A safe harbor 401(k) plan is similar to a traditional 401(k) plan, but, among other things, must provide for employer contributions that are fully vested when made. However, the safe harbor 401(k) is not subject to many of the complex tax rules that are associated with a traditional 401(k) plan, including annual nondiscrimination testing.

Both the traditional and safe harbor plans are for employers of any size and can be combined with other retirement plans.
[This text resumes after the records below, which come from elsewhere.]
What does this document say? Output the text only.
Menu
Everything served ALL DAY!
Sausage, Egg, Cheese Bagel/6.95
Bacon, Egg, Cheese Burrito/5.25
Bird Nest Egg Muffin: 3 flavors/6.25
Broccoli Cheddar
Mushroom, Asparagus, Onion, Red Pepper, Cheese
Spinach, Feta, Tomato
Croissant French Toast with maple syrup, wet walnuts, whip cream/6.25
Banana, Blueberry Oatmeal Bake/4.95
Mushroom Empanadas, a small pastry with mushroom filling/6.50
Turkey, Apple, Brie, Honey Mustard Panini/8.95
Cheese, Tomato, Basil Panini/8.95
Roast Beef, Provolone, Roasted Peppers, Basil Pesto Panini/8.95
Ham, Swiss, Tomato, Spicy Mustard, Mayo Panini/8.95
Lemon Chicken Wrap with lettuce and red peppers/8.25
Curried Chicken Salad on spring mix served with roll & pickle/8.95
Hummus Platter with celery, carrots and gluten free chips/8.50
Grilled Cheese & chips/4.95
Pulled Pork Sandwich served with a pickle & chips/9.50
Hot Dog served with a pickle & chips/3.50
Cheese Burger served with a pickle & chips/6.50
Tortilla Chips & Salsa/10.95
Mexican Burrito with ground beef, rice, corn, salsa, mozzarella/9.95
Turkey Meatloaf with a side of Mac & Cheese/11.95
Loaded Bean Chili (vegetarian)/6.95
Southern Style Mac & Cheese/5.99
"You have control over your own retirement savings, so please take time to ensure you're in the most advantageous plan available for your goals," he said. "The most important person in your life is the person who makes you do what you know needs to be done, but left to your own devices won't get done. Take the time now to ensure you're on the right path to the retirement you deserve."

A Murky Economy

No one can deny that the past few years of economic turmoil definitely have taken a bite out of everyone's nest egg and forced many physicians to delay their retirement plans due to substantial decreases in their 401(k) and retirement plans. And while the reality the recent market run-ups have make retirement an option again, Osinski cautioned nephrologists to look at the big picture before making the decision to hang up their coats.

"Physicians need to stay abreast of what is going on in Congress and through Centers for Medicare & Medicaid Services (CMS). The sustainable-growth-rate formula and its impact on physician reimbursement probably would have the most immediate impact on physician incomes if it is not dealt with in a satisfactory way in the coming weeks although both parties in Congress understand the need to deal with it and have indicated that the cuts will not be made," he said.

Osinski added that many physicians are concerned with the potential of Obamacare and what that will do to the future of physician reimbursement, and although the plan is still being developed it probably will not have that big an impact on the specialty of nephrology (InternationalEpilepsyDay).

"Bundling will probably have an impact on future medical director fees and income for joint ventured physicians and for that reason it is important for physicians to remain engaged in these discussions through comments to CMS and through involvement with national associations," he said.

Stay The Course

Vangeli offers the following advice to keep you on a straight course for achieving retirement planning success.

  1. Financial Adviser. Choose a trusted financial adviser who will help define retirement goals, select a plan to provide the easiest path to achieve that goal and keep you on track. Schwab, Fidelity or TD Ameritrade have excellent small business plans and will gladly send a qualified adviser to meet with the owner to review plans.
  2. Selling Your Practice. Physicians thinking about selling their practices should keep in mind that the proceeds typically will not provide the nest egg needed to sustain your lifestyle in retirement. Selling a thriving practice for $750,000 will only fundamentally yield $30,000 of annual income in retirement without depleting capital.
  3. The Stock Market. Stay the course when it comes to the stock market. You are a net buyer of stocks for the next few years, so low prices means more shares for the same dollar contributed. Industry experts agree the S&P 500 should gain another 50 percent from current levels in the next five years. If this holds true, stash away what you can now, allow it to grow, and harvest your fruits down the road. You'll be glad you heeded this advice five years from now.